Ave Maria Sues Over 'Accommodation'

Jim Towey, president of Ave Maria University, said the college had 'no choice but to sue.'

NAPLES, Fla. — Just six years ago, Jim Towey was directing the White House Office of Faith-Based and Community Initiatives, advancing President George W. Bush’s policy of effective collaboration between religious institutions and the federal government.

As president of Ave Maria University, Towey announced Feb. 21 that he had approved a legal challenge to a controversial federal law that requires this Catholic institution to provide contraception, abortion-inducing drugs and sterilization in its employee health plan.

“It is a sad day when an American citizen or organization has no choice but to sue its own government in order to exercise religious-liberty rights guaranteed by our nation’s Constitution,” Towey stated at a press conference.

“Allowing a U.S. president of any political party or religious affiliation to force conformance to his or her religious or secular orthodoxy through executive action is a perilous precedent,” he said in a statement.

Towey’s decision to sue the federal government underscores the shift in presidential priorities since Barack Obama took up residency in the White House in 2009.

Bush’s close collaboration with religious groups offended secularists, who charged that his policies violated the Anti-Establishment Clause of the U.S. Constitution.

In 1999, Bush previewed his proposed policy of harnessing the institutional and redemptive power of church-affiliated groups working with struggling Americans in inner-city homeless shelters, substance-abuse programs and other effective grassroots initiatives with limited resources to aid the poor and marginalized.

“In every instance where my administration sees a responsibility to help people, we will look first to faith-based organizations, charities and community groups that have shown their ability to save and change lives. We will make a determined attack on need, by promoting the compassionate acts of others,” vowed Bush.
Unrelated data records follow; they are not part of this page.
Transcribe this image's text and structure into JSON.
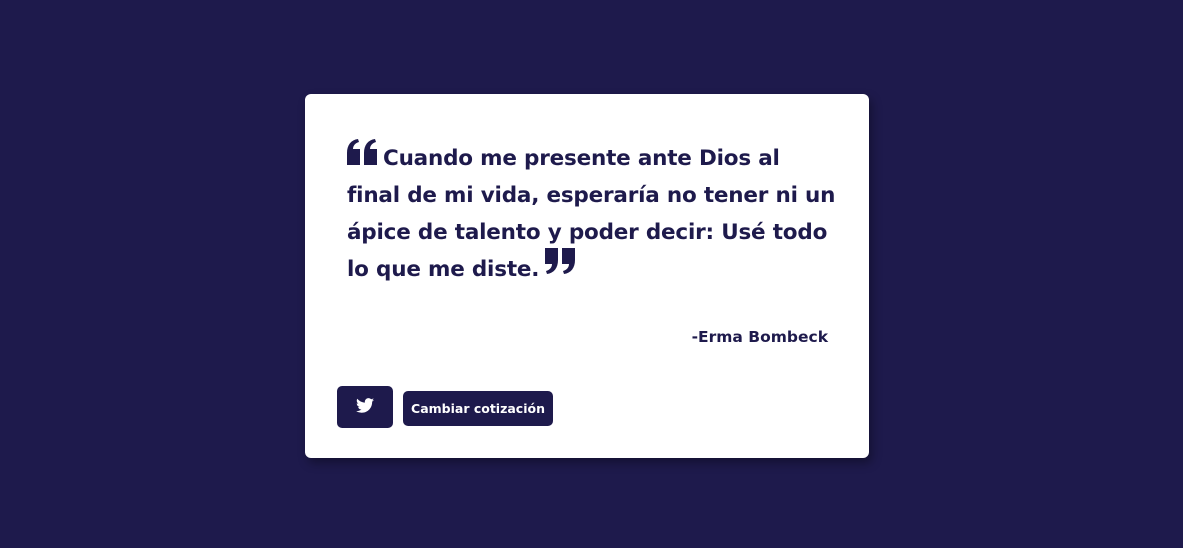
{
  "quote": {
    "text": "Cuando me presente ante Dios al final de mi vida, esperaría no tener ni un ápice de talento y poder decir: Usé todo lo que me diste.",
    "author": "-Erma Bombeck",
    "open_icon": "quote-left-icon",
    "close_icon": "quote-right-icon"
  },
  "actions": {
    "tweet_icon": "twitter-icon",
    "new_quote_label": "Cambiar cotización"
  },
  "colors": {
    "background": "#1e1a4c",
    "card": "#ffffff",
    "accent": "#1e1a4c"
  }
}
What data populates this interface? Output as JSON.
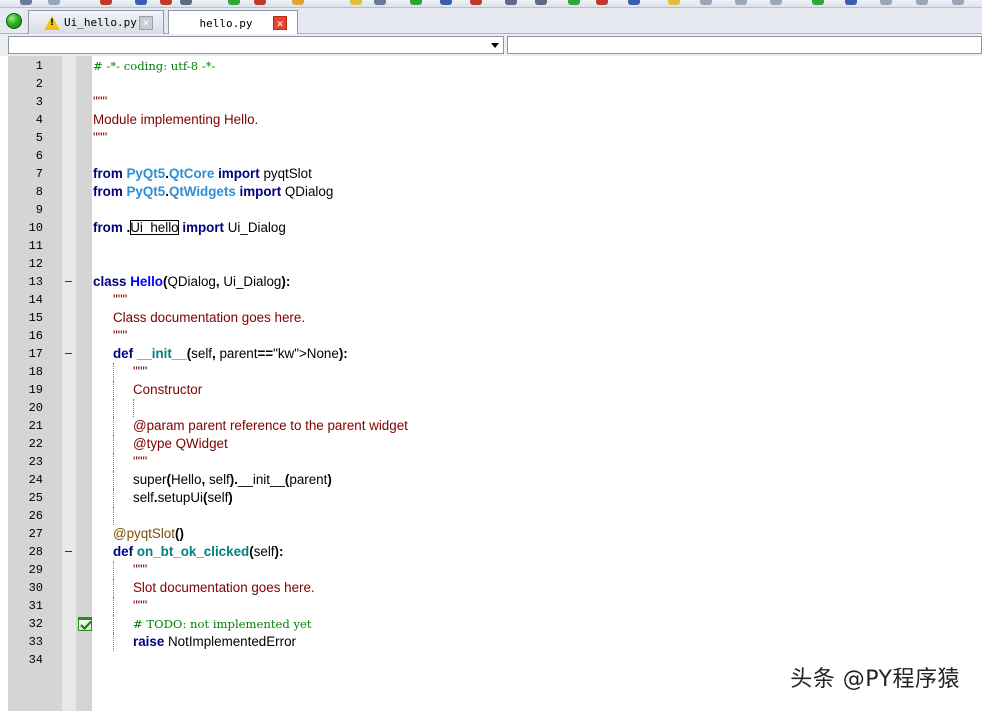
{
  "tabs": [
    {
      "label": "Ui_hello.py",
      "icon": "warning-icon",
      "active": false
    },
    {
      "label": "hello.py",
      "icon": "",
      "active": true
    }
  ],
  "close_glyph": "✕",
  "combo_left": "",
  "combo_right": "",
  "editor": {
    "lines": [
      {
        "num": "1",
        "code": "# -*- coding: utf-8 -*-"
      },
      {
        "num": "2",
        "code": ""
      },
      {
        "num": "3",
        "code": "\"\"\""
      },
      {
        "num": "4",
        "code": "Module implementing Hello."
      },
      {
        "num": "5",
        "code": "\"\"\""
      },
      {
        "num": "6",
        "code": ""
      },
      {
        "num": "7",
        "code": "from PyQt5.QtCore import pyqtSlot"
      },
      {
        "num": "8",
        "code": "from PyQt5.QtWidgets import QDialog"
      },
      {
        "num": "9",
        "code": ""
      },
      {
        "num": "10",
        "code": "from .Ui_hello import Ui_Dialog"
      },
      {
        "num": "11",
        "code": ""
      },
      {
        "num": "12",
        "code": ""
      },
      {
        "num": "13",
        "code": "class Hello(QDialog, Ui_Dialog):"
      },
      {
        "num": "14",
        "code": "    \"\"\""
      },
      {
        "num": "15",
        "code": "    Class documentation goes here."
      },
      {
        "num": "16",
        "code": "    \"\"\""
      },
      {
        "num": "17",
        "code": "    def __init__(self, parent=None):"
      },
      {
        "num": "18",
        "code": "        \"\"\""
      },
      {
        "num": "19",
        "code": "        Constructor"
      },
      {
        "num": "20",
        "code": ""
      },
      {
        "num": "21",
        "code": "        @param parent reference to the parent widget"
      },
      {
        "num": "22",
        "code": "        @type QWidget"
      },
      {
        "num": "23",
        "code": "        \"\"\""
      },
      {
        "num": "24",
        "code": "        super(Hello, self).__init__(parent)"
      },
      {
        "num": "25",
        "code": "        self.setupUi(self)"
      },
      {
        "num": "26",
        "code": ""
      },
      {
        "num": "27",
        "code": "    @pyqtSlot()"
      },
      {
        "num": "28",
        "code": "    def on_bt_ok_clicked(self):"
      },
      {
        "num": "29",
        "code": "        \"\"\""
      },
      {
        "num": "30",
        "code": "        Slot documentation goes here."
      },
      {
        "num": "31",
        "code": "        \"\"\""
      },
      {
        "num": "32",
        "code": "        # TODO: not implemented yet"
      },
      {
        "num": "33",
        "code": "        raise NotImplementedError"
      },
      {
        "num": "34",
        "code": ""
      }
    ]
  },
  "watermark": "头条 @PY程序猿"
}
Obama, for his part, has maintained the Office of Faith-Based Initiatives, but he also severed or reduced federal contracts with some Catholic organizations which refused to comply with new requirements that they provide “the full range of reproductive services.”

Ave Maria is the second Catholic college to legally challenge the contraception mandate, approved by Kathleen Sebelius, the secretary of the U.S. Department of Health and Human Services, on Jan. 20, despite a long campaign waged by the bishops to repeal an interim final rule announced in August 2011. North Carolina’s Belmont Abbey College, a Benedictine institution, has already filed suit.

Ave Maria will be represented pro bono by the Becket Fund for Religious Liberty, a public interest group, in a lawsuit that names as defendants Kathleen Sebelius specifically, the Department of Health and Human Services, and other federal agencies.

“The federal mandate puts Ave Maria in a terrible bind,” said Kyle Duncan, general counsel for the Becket Fund, which filed suit Feb. 21 on behalf of the university, established by Tom Monaghan, the founder of Domino’s Pizza.

“Either it betrays its faith and covers the drugs or else it ends employee health benefits and pays hundreds of thousands in annual fines,” added Duncan.

On Feb. 10, after sustained and growing opposition to the HHS mandate by Catholics throughout the nation, President Obama announced that he would modify the federal rule. He said he would direct insurance companies, rather than the religious organizations, to pay the costs of contraceptives covered under co-pay-free “preventive services for women,” mandated by the new health bill.

The U.S. Conference of Catholic Bishops rejected the president’s “accommodation” as inadequate and vowed to pursue legal and legislative remedies.

In a Feb. 10 statement, the bishops attacked the HHS mandate as both a “needless government intrusion in the internal governance of religious institutions” and an act of “government coercion of religious people and groups to violate their most deeply held convictions.”

The USSCB said it was reviewing legal options and strongly endorsed the Respect for Rights of Conscience Act, legislation that has attracted increasing support in the Republican-controlled Congress.

Meanwhile, the House Committee on Oversight and Government Reform has already held hearings on the First Amendment issues posed by the HHS mandate.

At the Feb. 16 House hearing, John Garvey, president of The Catholic University of America and a constitutional scholar who previously served as the dean of Boston College Law School, echoed the bishops’ criticism of the president’s “accommodation.”

“The proposed solution is this: When a religious institution like The Catholic University of America objects to including mandated services in its health plan, the insurance company with which we contract will have to furnish those services to our subscribers (at no added cost to the subscribers).”

Garvey concluded, “It is hard to see how this revision changes the picture.”